Серену покоробило. Она знала печальную Лушину историю. Та родилась в захолустной морехской деревне, строгих нравов и традиций. Ее изнасиловали разбойники. По суровым обычаям обесчещенную девушку изгоняли, даже если она не была виновна. Лушу отвели в лес, там и оставили. На нее наткнулись все те же разбойники. Тешились с ней, пока не надоело. А потом продали столичному сутенеру Горту. Луша знала, о чем говорила, — недорого стоит девичья честь.
От ее рассуждений у Серены мурашки по коже бегали. Девочка выросла на дне, среди городских отбросов: воров, шлюх и побирушек. С раннего детства она зарабатывала на пропитание пением и попрошайничеством. У Серены был чудный голос, и это избавляло ее от других видов «заработка». Община не заставляла ее воровать или продавать свое тело.

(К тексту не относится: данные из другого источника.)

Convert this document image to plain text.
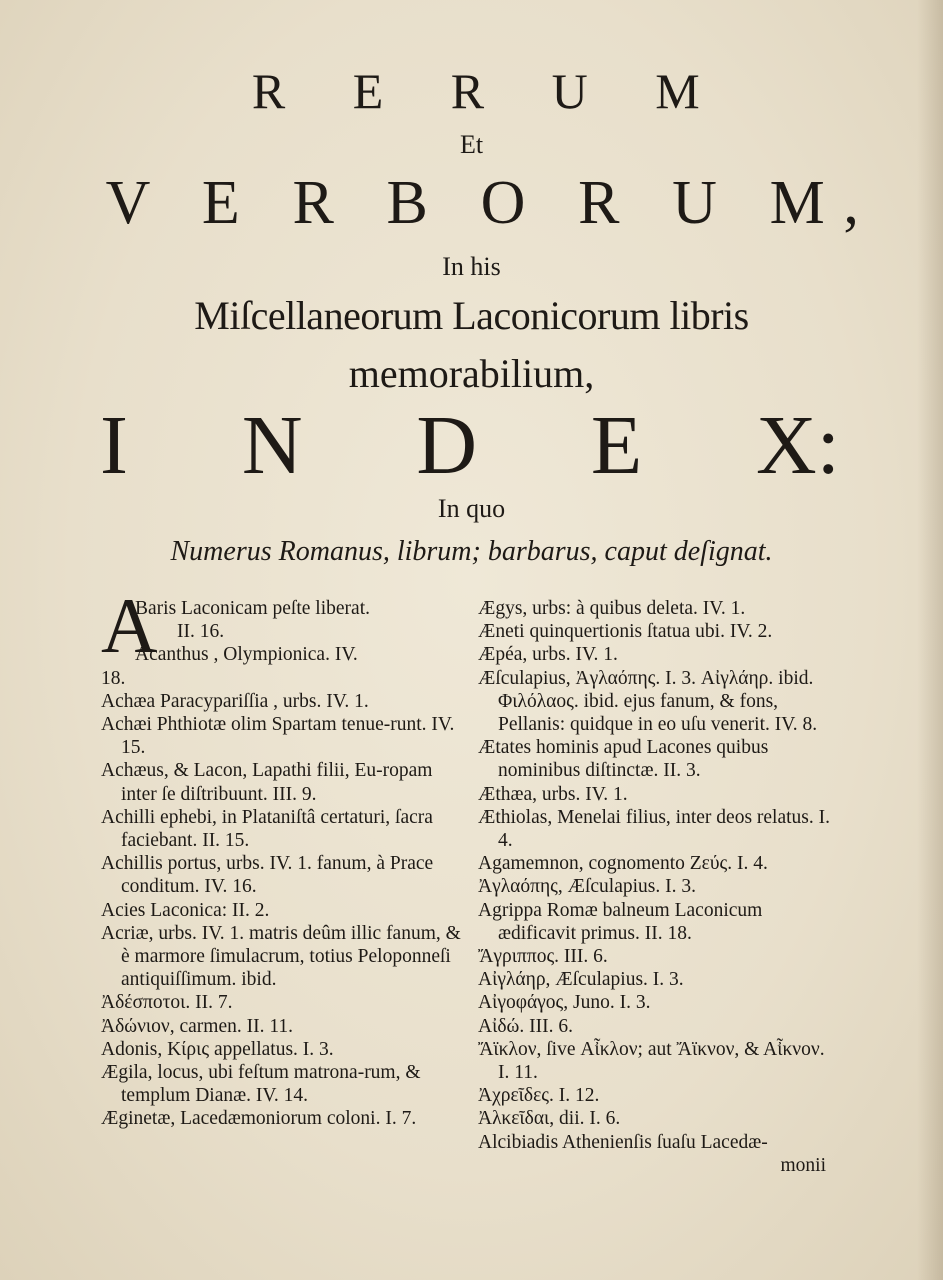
R E R U M
Et
V E R B O R U M,
In his
Miſcellaneorum Laconicorum libris
memorabilium,
I N D E X:
In quo
Numerus Romanus, librum; barbarus, caput deſignat.
A
Baris Laconicam peſte liberat.
II. 16.
Acanthus , Olympionica. IV.
18.

Achæa Paracypariſſia , urbs. IV. 1.

Achæi Phthiotæ olim Spartam tenue-runt. IV. 15.

Achæus, & Lacon, Lapathi filii, Eu-ropam inter ſe diſtribuunt. III. 9.

Achilli ephebi, in Plataniſtâ certaturi, ſacra faciebant. II. 15.

Achillis portus, urbs. IV. 1. fanum, à Prace conditum. IV. 16.

Acies Laconica: II. 2.

Acriæ, urbs. IV. 1. matris deûm illic fanum, & è marmore ſimulacrum, totius Peloponneſi antiquiſſimum. ibid.

Ἀδέσποτοι. II. 7.

Ἀδώνιον, carmen. II. 11.

Adonis, Κίρις appellatus. I. 3.

Ægila, locus, ubi feſtum matrona-rum, & templum Dianæ. IV. 14.

Æginetæ, Lacedæmoniorum coloni. I. 7.

Ægys, urbs: à quibus deleta. IV. 1.

Æneti quinquertionis ſtatua ubi. IV. 2.

Æpéa, urbs. IV. 1.

Æſculapius, Ἀγλαόπης. I. 3. Αἰγλάηρ. ibid. Φιλόλαος. ibid. ejus fanum, & fons, Pellanis: quidque in eo uſu venerit. IV. 8.

Ætates hominis apud Lacones quibus nominibus diſtinctæ. II. 3.

Æthæa, urbs. IV. 1.

Æthiolas, Menelai filius, inter deos relatus. I. 4.

Agamemnon, cognomento Ζεύς. I. 4.

Ἀγλαόπης, Æſculapius. I. 3.

Agrippa Romæ balneum Laconicum ædificavit primus. II. 18.

Ἄγριππος. III. 6.

Αἰγλάηρ, Æſculapius. I. 3.

Αἰγοφάγος, Juno. I. 3.

Αἰδώ. III. 6.

Ἄϊκλον, ſive Αἶκλον; aut Ἄϊκνον, & Αἶκνον. I. 11.

Ἀχρεῖδες. I. 12.

Ἀλκεῖδαι, dii. I. 6.

Alcibiadis Athenienſis ſuaſu Lacedæ-

monii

Как только она стала что-то понимать, мысль о воровстве не так пугала ее, как мысль, чтобы отдаться кому-то против воли. Серена твердо знала, что для нее это равносильно смерти. Если принцы или другие озорники изловят ее, если ее постигнет Лушина участь, она умрет. Не покончит с собой, а умрет, тихо, неприметно, неотвратимо. Она печально смотрела на Лушу, не находя слов, чтобы объяснить проститутке, почему сей промысел закрыт для нее. Проститутка пожала плечами.
— Ну, воля твоя, коли угодно на чужих спину гнуть. По мне, ежели не судьба свой дом заиметь, так я лучше здесь постою, чем в чужом дому прислуживать.
Серена понуро кивнула. Свой дом… Луша знала тепло домашнего очага, материнскую ласку, отцовскую строгость. Она все потеряла, когда угодила в лапы бандитов. Серена же никогда не имела дома. Кто ее мать, кто отец, живы ли они? Отреклись от нее или умерли? Как она осталась сиротой, почему попала в воровскую общину — на эти вопросы у девушки ответов не было. Не имея возможности найти их, она никогда не пыталась…
Глава VII
«Милая моя Рози! — выводило перо Эдеры. — Пишу я тебе из единственной каюты на грузовом барке, забитом морской снедью: рыбой, солью и водорослями. Всю эту вонючую вкуснотищу наш славный кораблик везет из Ларгуса в Атрейн. Другого транспорта вверх по Атру вчера не нашлось, а мой опекун не пожелал дожидаться пассажирского судна. Зафрахтовал это прелестное корытце. Пришлось шкипу уступить свою каюту леди — то бишь мне! — а самому вместе с моим опекуном ютиться с матросами, в носовом отсеке трюма! Хвала Создателю, прежде чем забиться в чрево речного чуда-юда, удалось мне попасть на городской торжок. Эх, Рози! Каждый год сестры водят нас на экскурсию в Ларгус, да показывают всякую чепуху: дворец князя-наместника, храмы Создателя, центральную площадь. А рынок за версту обходят. Теперь понимаю, почему так. Насмотрись мы на такое изобилие тряпок — месяц будет не до сна и учебы! А сестрам — и того пуще. Мы-то школу окончим и наберем себе полные шкафы тряпок. А им до смерти в серых балахонах ходить, и в гроб в тех же балахонах ложиться!»
Язычок Эдеры был остер и беспощаден что на словах, что в письме. Рынок и вправду потряс ее. Ларгус был портовым городом и богатым торговым центром. На огромном рынке держали прилавки как местные купцы, так и чужеземные гости. Дорога в порт пролегала прямо через шумные, многоцветные торговые ряды. Эдера не знала, куда повернуть голову. То ли к прилавку справа — там сверкало платье из золотой парчи. Коренастый весталеец зазывно ворковал, расхваливая пышное, с открытым лифом платье на стройном манекене. А слева сочились ароматы пряностей далекого материка Меркана. Целое семейство стояло за прилавком: хозяйка, муж и два сына. Мерканцы были мельче других людей: ниже ростом, изящнее, тоньше чертами лиц. Они варили чудесные лакомства на глазах покупателей и едва успевали снимать с жаровни. Очередь возле пахучего прилавка не рассасывалась, будто весь Ларгус разом изголодался по сладенькому.